I also experimented with Moonbase’s licensing system, it’s not a feature I plan to use in my plugins but it was interesting to see how it worked. From a customer’s point-of-view it’s really simple: When they run your plugin it will popup a licensing window, they click a button which opens a web browser, and once they’ve logged in to their account the plugin is active. They don’t have to mess around with serial keys or complicated activation procedures.

Moonbase provides a JUCE module that adds the activation overlay to your plugin.
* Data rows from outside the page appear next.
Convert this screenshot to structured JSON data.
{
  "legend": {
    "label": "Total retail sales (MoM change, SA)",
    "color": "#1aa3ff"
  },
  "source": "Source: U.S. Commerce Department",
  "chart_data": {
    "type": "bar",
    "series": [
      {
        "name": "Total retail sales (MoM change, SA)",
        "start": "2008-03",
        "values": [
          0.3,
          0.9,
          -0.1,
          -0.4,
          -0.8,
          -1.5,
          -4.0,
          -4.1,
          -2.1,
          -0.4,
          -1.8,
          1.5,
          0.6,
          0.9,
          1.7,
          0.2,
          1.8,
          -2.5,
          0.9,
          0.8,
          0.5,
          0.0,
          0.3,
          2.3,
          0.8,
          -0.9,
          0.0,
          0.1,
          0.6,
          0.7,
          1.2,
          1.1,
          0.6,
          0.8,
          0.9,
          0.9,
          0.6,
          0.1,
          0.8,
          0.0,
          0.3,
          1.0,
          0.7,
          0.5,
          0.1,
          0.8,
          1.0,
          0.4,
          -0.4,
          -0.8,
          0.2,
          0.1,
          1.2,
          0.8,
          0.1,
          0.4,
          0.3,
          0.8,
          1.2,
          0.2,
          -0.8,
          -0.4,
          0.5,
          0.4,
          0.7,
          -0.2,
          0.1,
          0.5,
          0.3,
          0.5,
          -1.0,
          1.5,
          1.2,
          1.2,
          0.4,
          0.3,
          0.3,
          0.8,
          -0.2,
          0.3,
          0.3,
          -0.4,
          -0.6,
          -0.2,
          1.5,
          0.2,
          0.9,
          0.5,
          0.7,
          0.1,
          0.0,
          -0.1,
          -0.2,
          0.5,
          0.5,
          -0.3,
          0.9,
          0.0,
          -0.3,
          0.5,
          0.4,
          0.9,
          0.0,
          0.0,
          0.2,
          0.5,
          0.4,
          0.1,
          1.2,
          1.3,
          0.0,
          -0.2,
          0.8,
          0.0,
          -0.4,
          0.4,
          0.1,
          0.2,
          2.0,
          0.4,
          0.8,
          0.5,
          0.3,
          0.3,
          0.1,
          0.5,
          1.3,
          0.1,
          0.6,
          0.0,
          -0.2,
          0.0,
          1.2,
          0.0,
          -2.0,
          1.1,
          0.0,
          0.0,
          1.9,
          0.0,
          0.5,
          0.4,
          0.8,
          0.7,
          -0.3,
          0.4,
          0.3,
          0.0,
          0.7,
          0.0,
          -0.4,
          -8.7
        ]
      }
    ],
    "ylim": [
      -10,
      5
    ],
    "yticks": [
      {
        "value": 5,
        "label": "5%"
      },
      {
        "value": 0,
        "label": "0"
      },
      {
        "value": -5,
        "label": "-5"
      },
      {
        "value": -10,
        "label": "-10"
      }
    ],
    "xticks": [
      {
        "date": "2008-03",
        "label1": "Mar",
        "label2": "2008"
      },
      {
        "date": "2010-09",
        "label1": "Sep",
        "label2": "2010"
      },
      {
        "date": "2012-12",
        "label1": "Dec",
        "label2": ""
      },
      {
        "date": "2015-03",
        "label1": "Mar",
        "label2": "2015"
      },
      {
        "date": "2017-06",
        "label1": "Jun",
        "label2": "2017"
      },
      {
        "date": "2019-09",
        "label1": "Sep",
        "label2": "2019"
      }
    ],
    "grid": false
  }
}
It’s pretty straightforward to integrate but does require working in C++. If you’re building projects with HISE then there is good news on the horizon, Christoph plans to add native integration with Moonbase to make the process seamless.

In addition to their own licensing system, Moonbase can issue traditional serial keys with each order – either auto-generated or from a list you upload. This is perfect if all you need is a simple serial based activator. Moonbase also announced support for native integration with iLok as another licensing option.

Summary

I’m really looking forward to relaunching Libre Wave backed by Moonbase. It’s going to make my business processes a lot simpler and improve the shopping experience for my customers.

I’m also keen to see what marketing automation goodies they bring us. Working with webhooks and my own CRM is fine but having a fully integrated system with all the data in one place will be better.

If you’re planning to create a website for selling you audio software I highly recommend you consider Moonbase.